I Find Australia by William Hatfield
The title of this book is what first drew me to it. I love finding old books written in the last couple of centuries by Australian men who journeyed the country and wrote about it – or created enticing characters that did. Books like Under the Coolibah Tree, Paving the Way and A Fortunate Life. Such books educate in the best possible way. They’re like the old forgotten church down the street with possums nesting in its roof and scratches in its pews. Yet they move – they dawdle along until they surprise you by rushing ahead in a burst of energy. Sometimes they get you lost and sometimes they leave you behind, but they’ll always come back for you. And when they do, it’s with an equal amount of zeal and just the right amount of pity so that you feel sorry for them and keep reading.

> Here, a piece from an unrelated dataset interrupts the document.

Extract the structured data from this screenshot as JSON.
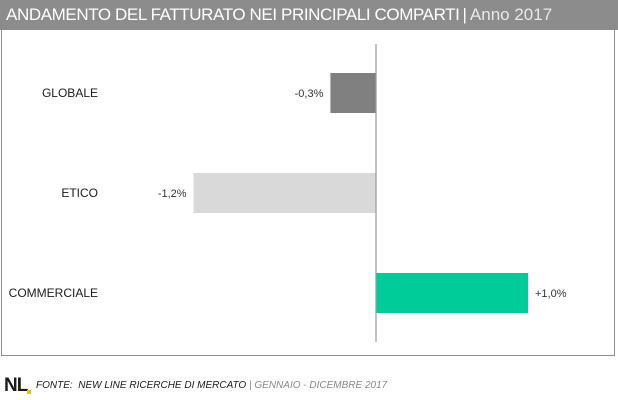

Published in 1937, I Find Australia is an autobiography, a memoir, written in first-person and telling the story of author William Hatfield’s experience rambling across Australia and writing about it. Hatfield’s voice is witty and deep, but private and somewhat removed from the reader. This I don’t mind – it’s dignified, something I admire in a person. To read I Find Australia is to read the account of a life that was adventurous and mundane all at the same time. It’s the hard yakka of outback dryness and the solid personality of your mates; it’s the mishaps and the deadliness and the calm that goes with them; it’s the dingoes padding around your swag at night; it’s droving the cattle across the moon; it’s going places in life.
The book begins in 1912. William Hatfield arrives ‘the greenest greenhorn’ from England in Port Adelaide in the middle of summer. He walks down to Glenelg and spends his first night sleeping beneath an upturned boat on the sand. From there, it’s station-hand to stockman to drover to kangaroo-shooter and back again; from painter to dingo-trapper to miner to writer. Hatfield does so much. That’s what I like about his book. It’s a jack-of-all-trades tour across early 20th century Australia. Up until the last page, Hatfield’s jumping from job to job, and place to place until he winds up a Sydney-sider and singing the city’s praises.
There are times when Hatfield dips into technicalities a bit – massive tangents that the reader tries to follow but ends up getting lost. Sometimes getting lost is nice but getting lost too much on the one trip is exhausting. Reading I Find Australia I was lost too much. In one instance Hatfield started talking about rifles and bullets and calibre and the like and my concentration wandered so far, I was very much at his mercy. I didn’t want to hear about all that, yet I read it because I thought I might learn something. I didn’t. However, I attribute that to laziness and ignorance on my part. William Hatfield’s innovation has nothing to do with it!